The effect of the well (the “gain”) is equal to the parameter well_A in the table. This has the unit of head (groundwater level) divided by the unit of the abstraction. In this case, that means a reduction (in meters) for an abstraction of one cubic meter per day.

The gain of the recharge represents the increase in groundwater level that would occur if it rained continuously at a rate of one meter per day (737 meters). Likewise, the reduction caused by one meter of evaporation per day is equal to 1.86 × 737 = 1370 meters.

These units are not very practical for interpretation. Therefore, we repeat the time series analysis, but this time we change the units of evaporation and precipitation to mm/day, and the abstraction to million cubic meters per year.

# Change to an example that works
head = pd.read_csv("data_stowa/head_wellex.csv", index_col=0, parse_dates=True)
rain = pd.read_csv(
    "data_stowa/prec_wellex.csv", index_col=0, parse_dates=True
).multiply(1e3)
evap = pd.read_csv(
    "data_stowa/evap_wellex.csv", index_col=0, parse_dates=True
).multiply(1e3)
well = pd.read_csv(
    "data_stowa/well_wellex.csv", index_col=0, parse_dates=True
).multiply(365.25 / 1e6)

ml = ps.Model(head)
sm = ps.RechargeModel(
    rain, evap, name="recharge", rfunc=ps.Exponential(), recharge=ps.rch.Linear()
)
ml.add_stressmodel(sm)
sm = ps.StressModel(well, rfunc=ps.Gamma(), name="well", settings="well", up=False)
ml.add_stressmodel(sm)
ml.add_noisemodel(ps.ArNoiseModel())
ml.solve(initial=False, report=False, fit_constant=True)

axes = ml.plots.results(figsize=(10, 6), adjust_height=True)

../_images/cdc6af7bd68626c20624ee31273790ff1877021b917ea1ff87e4290c17e19acc.png

The figure above shows the results with the adjusted units. What stands out is that even after converting the units, the values differ slightly. These differences arise during the optimization of the parameters, which now proceeds slightly differently because the proportions between the input series have changed.

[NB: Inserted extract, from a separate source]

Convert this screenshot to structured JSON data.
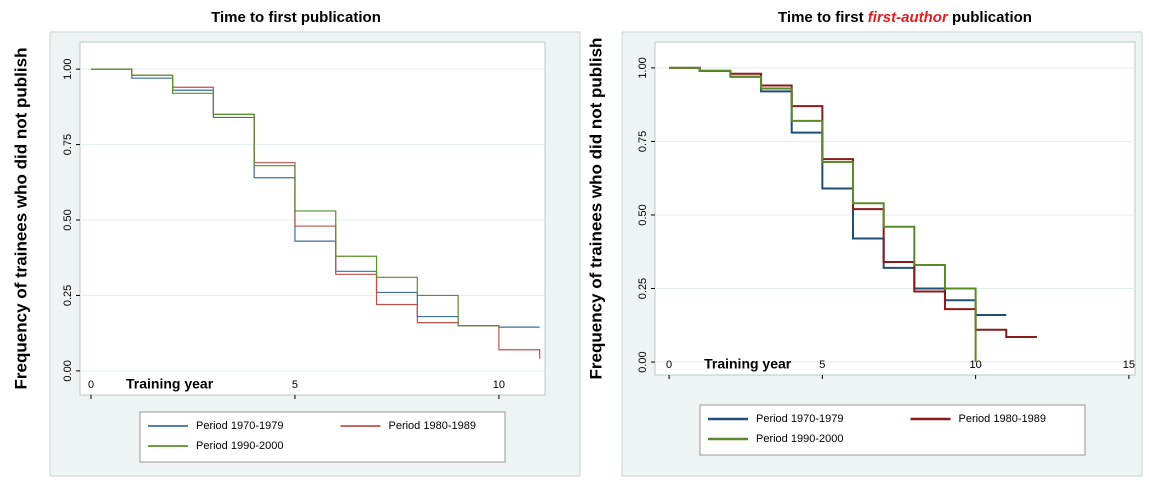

The gain from one millimeter of precipitation per day is now 0.76 meters. The reduction resulting from an abstraction of one million cubic meters per year is 0.74 meters. To estimate the final increase in groundwater level when the abstraction is stopped, this value must be multiplied by the actual abstraction capacity (in million cubic meters per year).

If the abstraction amounts to 2 million cubic meters per year, we estimate the resulting rise to be 148 centimeters.